Early on when we meet Adrian making moves on Lisa he is described by her as a “prick.” The problem is, however, in a polished, mannered but apathetic performance by Kearns, well, he really isn’t. A prick that is.

What we hoped for is more like the persona of the smarmy, handsome devil, nasty, self absorbed British born director Derek Wills (Jack Davenport) we so loved to hate in the recent TV series Smash.

Adrian in a self deprecating moment reveals that he is mediocre. Unfortunately, we tend to agree. It was never evident that this effete aesthete had the stones to sweep Lisa off her feet. Even if just for six weeks. It seemed like he was performing a character from The Importance of Being Earnest.

Enter the comic relief of a human hurricane Cory (Elizabeth ‘Lily’ Cardaropoli) who is the ersatz Private Eyes in this play. She’s quite a dame played loud and wide. Her scenes ratcheted up the energy level when all the confusion was inducing us to nod off.

She has just flown in to keep tabs on the philandering Adrian. Matthew has been kicked out of rehearsal while Adrian works with or over Lisa. From her pockets Cory produces a number of little wine bottles she has nicked from the plane. They get pretty pissed.

Given a modest production Patrick Brennan has cleverly created a modular set that provides a number of fast changes of scene. We quickly switch from rehearsal room, to restaurant, shrink’s office and bedroom. It’s all nicely madcap.

Much of the action happens in the restaurant where Lisa may or may not be a waitress. Go figure. During a love triangle they meet for dinner. The waitress announces that there is good news and bad news. They are out of the special but as the millionth customers they will be served a free dinner. This comes with silly New Year’s Eve hats milked for laughs.

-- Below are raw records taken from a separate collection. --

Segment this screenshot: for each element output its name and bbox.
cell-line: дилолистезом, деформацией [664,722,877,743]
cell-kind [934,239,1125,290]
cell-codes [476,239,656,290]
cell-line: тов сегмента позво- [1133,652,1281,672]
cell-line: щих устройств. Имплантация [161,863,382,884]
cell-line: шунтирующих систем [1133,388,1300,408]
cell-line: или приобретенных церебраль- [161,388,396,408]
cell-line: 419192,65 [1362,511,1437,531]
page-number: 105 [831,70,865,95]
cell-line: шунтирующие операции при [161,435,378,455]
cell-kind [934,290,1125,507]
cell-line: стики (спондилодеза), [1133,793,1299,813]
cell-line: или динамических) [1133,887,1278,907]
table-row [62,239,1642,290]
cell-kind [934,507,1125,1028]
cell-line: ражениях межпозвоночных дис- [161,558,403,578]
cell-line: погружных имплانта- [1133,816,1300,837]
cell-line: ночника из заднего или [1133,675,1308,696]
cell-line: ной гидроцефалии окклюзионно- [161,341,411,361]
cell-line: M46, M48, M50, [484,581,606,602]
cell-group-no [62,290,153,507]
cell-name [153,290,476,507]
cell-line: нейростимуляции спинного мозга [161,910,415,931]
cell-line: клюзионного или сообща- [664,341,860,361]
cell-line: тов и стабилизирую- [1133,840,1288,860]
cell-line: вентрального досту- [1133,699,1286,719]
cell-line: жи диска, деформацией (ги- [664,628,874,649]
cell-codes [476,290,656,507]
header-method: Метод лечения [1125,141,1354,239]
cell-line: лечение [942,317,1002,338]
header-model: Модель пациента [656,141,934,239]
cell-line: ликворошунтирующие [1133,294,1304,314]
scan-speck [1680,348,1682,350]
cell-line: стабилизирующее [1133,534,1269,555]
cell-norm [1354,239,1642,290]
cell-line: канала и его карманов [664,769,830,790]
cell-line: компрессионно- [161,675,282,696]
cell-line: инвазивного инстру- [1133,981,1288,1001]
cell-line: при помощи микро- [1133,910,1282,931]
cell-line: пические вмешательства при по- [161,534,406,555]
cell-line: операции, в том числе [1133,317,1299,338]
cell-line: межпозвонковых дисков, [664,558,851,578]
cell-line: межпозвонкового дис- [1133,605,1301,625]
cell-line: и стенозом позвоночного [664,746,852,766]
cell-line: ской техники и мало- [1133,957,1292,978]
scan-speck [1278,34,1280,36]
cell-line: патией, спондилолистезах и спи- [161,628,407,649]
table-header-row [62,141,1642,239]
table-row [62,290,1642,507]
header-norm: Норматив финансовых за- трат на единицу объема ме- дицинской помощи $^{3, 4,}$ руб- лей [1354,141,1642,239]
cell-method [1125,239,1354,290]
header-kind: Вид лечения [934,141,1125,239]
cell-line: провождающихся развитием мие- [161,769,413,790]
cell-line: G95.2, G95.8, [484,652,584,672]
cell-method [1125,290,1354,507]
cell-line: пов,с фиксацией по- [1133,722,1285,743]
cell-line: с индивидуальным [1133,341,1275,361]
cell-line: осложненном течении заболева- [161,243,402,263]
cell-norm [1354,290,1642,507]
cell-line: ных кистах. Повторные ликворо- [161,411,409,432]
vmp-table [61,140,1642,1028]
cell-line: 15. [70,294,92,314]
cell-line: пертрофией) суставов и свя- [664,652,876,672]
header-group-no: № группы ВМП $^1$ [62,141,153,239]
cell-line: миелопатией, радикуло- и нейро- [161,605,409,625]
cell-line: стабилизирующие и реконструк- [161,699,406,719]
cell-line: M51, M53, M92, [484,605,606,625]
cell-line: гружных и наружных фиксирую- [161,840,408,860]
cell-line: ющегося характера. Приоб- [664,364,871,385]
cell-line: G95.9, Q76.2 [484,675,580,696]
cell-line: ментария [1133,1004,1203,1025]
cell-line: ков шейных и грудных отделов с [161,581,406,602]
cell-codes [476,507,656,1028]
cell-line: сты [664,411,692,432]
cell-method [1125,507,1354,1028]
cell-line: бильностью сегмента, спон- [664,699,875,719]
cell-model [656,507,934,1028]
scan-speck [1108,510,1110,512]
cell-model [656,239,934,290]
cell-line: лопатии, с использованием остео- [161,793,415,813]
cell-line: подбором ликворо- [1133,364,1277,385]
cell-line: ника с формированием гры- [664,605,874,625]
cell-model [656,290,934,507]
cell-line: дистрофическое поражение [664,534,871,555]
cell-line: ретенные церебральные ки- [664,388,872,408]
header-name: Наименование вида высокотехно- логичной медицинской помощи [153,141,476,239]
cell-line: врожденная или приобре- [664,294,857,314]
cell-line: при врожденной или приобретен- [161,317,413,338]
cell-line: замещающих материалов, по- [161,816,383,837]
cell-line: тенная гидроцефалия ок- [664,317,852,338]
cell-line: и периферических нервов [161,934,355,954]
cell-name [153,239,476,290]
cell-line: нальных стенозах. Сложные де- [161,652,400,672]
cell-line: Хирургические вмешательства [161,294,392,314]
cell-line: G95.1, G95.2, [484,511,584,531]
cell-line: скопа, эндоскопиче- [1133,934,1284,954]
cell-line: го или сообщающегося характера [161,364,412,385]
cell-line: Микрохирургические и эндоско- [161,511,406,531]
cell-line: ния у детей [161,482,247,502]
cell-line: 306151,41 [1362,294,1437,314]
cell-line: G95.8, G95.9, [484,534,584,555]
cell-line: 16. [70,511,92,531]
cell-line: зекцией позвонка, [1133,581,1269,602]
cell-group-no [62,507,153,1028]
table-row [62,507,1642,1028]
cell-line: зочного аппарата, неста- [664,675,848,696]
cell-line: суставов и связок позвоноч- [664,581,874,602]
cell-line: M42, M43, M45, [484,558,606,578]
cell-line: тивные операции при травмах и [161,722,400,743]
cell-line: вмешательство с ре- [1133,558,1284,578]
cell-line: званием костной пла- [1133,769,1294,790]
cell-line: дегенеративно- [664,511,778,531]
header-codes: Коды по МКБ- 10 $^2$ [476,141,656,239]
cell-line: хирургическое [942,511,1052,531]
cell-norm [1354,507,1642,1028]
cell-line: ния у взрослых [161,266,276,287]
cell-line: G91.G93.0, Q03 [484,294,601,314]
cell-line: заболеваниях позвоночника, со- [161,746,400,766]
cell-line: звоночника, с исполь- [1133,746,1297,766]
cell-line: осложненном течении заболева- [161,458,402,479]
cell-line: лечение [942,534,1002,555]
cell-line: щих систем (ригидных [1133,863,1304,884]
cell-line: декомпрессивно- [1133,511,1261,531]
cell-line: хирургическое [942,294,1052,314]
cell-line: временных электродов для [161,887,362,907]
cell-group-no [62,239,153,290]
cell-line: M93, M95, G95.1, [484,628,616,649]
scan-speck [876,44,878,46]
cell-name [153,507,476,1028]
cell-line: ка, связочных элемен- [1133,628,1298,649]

Sad to say the costume designs by Govane Lohbauer are rather off the rack or thrift shop. The script suggests that Lisa is stunning but the drab costume she wears for most of the play does little to enhance that. Then in a four year fast forward at the end of the play she appeared in a truly hideous outfit with a long skirt that resembles a well worn Irish sweater. Yikes.

Director Jonathan Croy managed to get the best from an uneven cast. Mostly, he more or less prevailed with a weak and enervating script by Steven Dietz which doesn’t merit being revived by Shakespeare & Company.